Looking back at the top ten most popular posts for the period 2014-2022, I am struck by the top three: Jean Maguire’s announcement that the legendary Boston Transcript genealogical column (1911-41) was now available online, and Penny Stratton’s twin posts on elements of style: how not to make words plural, and how to feature dates in genealogical works. These three posts, from 2015 and 2016, account for about 77,000 page views, and no doubt they have driven traffic to other posts over the years.
Two posts by Chris Child come next, focused on names in the news: the maternal family of Meghan Markle, as she was about to marry Prince Harry (in 2018), and the ancestry of Robin Williams following his death in 2014. These posts account for about 30,000 page views.
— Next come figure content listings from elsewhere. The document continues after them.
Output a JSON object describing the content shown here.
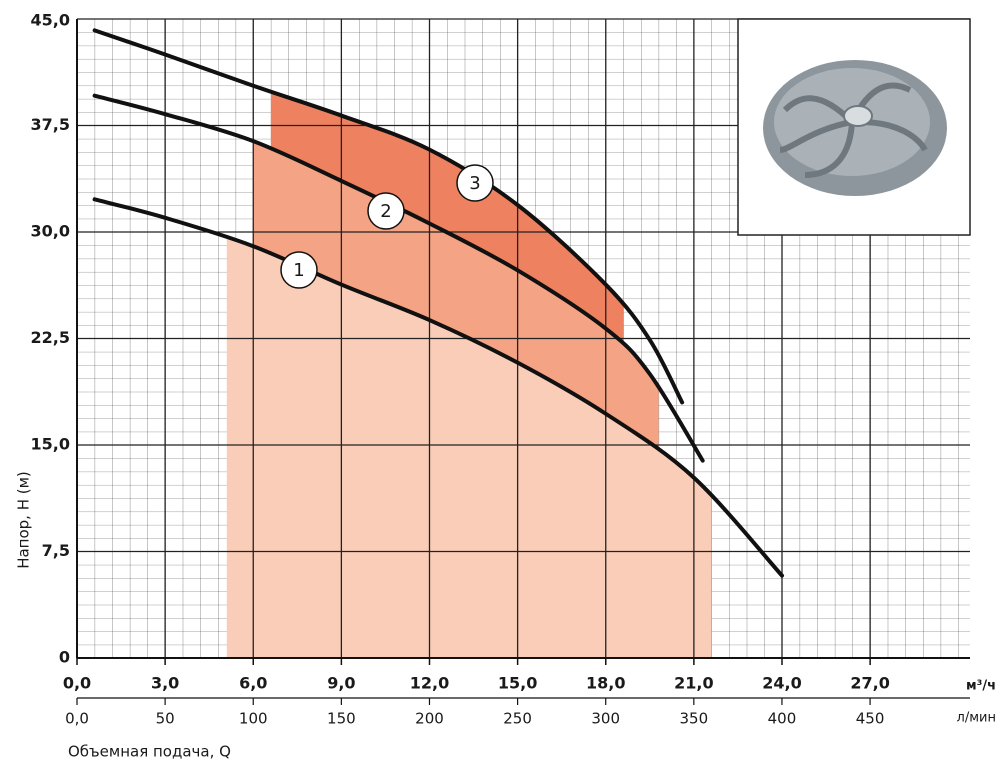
{
  "chart_data": {
    "type": "line",
    "ylabel": "Напор, H (м)",
    "xlabel": "Объемная подача, Q",
    "xunit": "м³/ч",
    "x2unit": "л/мин",
    "xlim": [
      0,
      30.4
    ],
    "ylim": [
      0,
      45
    ],
    "x2lim": [
      0,
      506.7
    ],
    "xticks": [
      {
        "value": 0,
        "label": "0,0"
      },
      {
        "value": 3,
        "label": "3,0"
      },
      {
        "value": 6,
        "label": "6,0"
      },
      {
        "value": 9,
        "label": "9,0"
      },
      {
        "value": 12,
        "label": "12,0"
      },
      {
        "value": 15,
        "label": "15,0"
      },
      {
        "value": 18,
        "label": "18,0"
      },
      {
        "value": 21,
        "label": "21,0"
      },
      {
        "value": 24,
        "label": "24,0"
      },
      {
        "value": 27,
        "label": "27,0"
      }
    ],
    "yticks": [
      0,
      {
        "value": 7.5,
        "label": "7,5"
      },
      {
        "value": 15,
        "label": "15,0"
      },
      {
        "value": 22.5,
        "label": "22,5"
      },
      {
        "value": 30,
        "label": "30,0"
      },
      {
        "value": 37.5,
        "label": "37,5"
      },
      {
        "value": 45,
        "label": "45,0"
      }
    ],
    "x2ticks": [
      {
        "value": 0,
        "label": "0,0"
      },
      50,
      100,
      150,
      200,
      250,
      300,
      350,
      400,
      450
    ],
    "grid": true,
    "series": [
      {
        "name": "1",
        "color": "#111111",
        "fill": "#f9cdb8",
        "range": [
          5.1,
          21.6
        ],
        "x": [
          0.6,
          3,
          6,
          9,
          12,
          15,
          18,
          21,
          24
        ],
        "values": [
          32.3,
          31.0,
          29.0,
          26.3,
          23.8,
          20.8,
          17.2,
          12.7,
          5.8
        ]
      },
      {
        "name": "2",
        "color": "#111111",
        "fill": "#f4a384",
        "range": [
          6.0,
          19.8
        ],
        "x": [
          0.6,
          3,
          6,
          9,
          12,
          15,
          18,
          19.5,
          21.3
        ],
        "values": [
          39.6,
          38.3,
          36.4,
          33.6,
          30.6,
          27.3,
          23.2,
          20.0,
          13.9
        ]
      },
      {
        "name": "3",
        "color": "#111111",
        "fill": "#ee8160",
        "range": [
          6.6,
          18.6
        ],
        "x": [
          0.6,
          3,
          6,
          9,
          12,
          15,
          18,
          19.5,
          20.6
        ],
        "values": [
          44.2,
          42.5,
          40.3,
          38.2,
          35.8,
          31.9,
          26.3,
          22.4,
          18.0
        ]
      }
    ]
  }
}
So the top ten posts have reached 150,000 or so readers over the years, leaving another 2,850,000 distributed between 1,764 posts. How can we measure the value of those posts in the middle or at the tail end of the queue, reached, perhaps, by a Google search or a random result on Facebook?
While breaking news has not been as paramount as seemed likely when the blog launched, notes on results – and accounts of strategies and intuitions that failed as often as they succeeded – have given readers hints and suggestions on how to tackle intractable research problems. Patience is a frequent mantra, but so, too, is a careful marshaling of facts on hand when considering a new online database, or – as presently seems exotic – an in-person visit to a new repository!
Which Vita Brevis posts – individual ones, or unfolding series – have you found useful?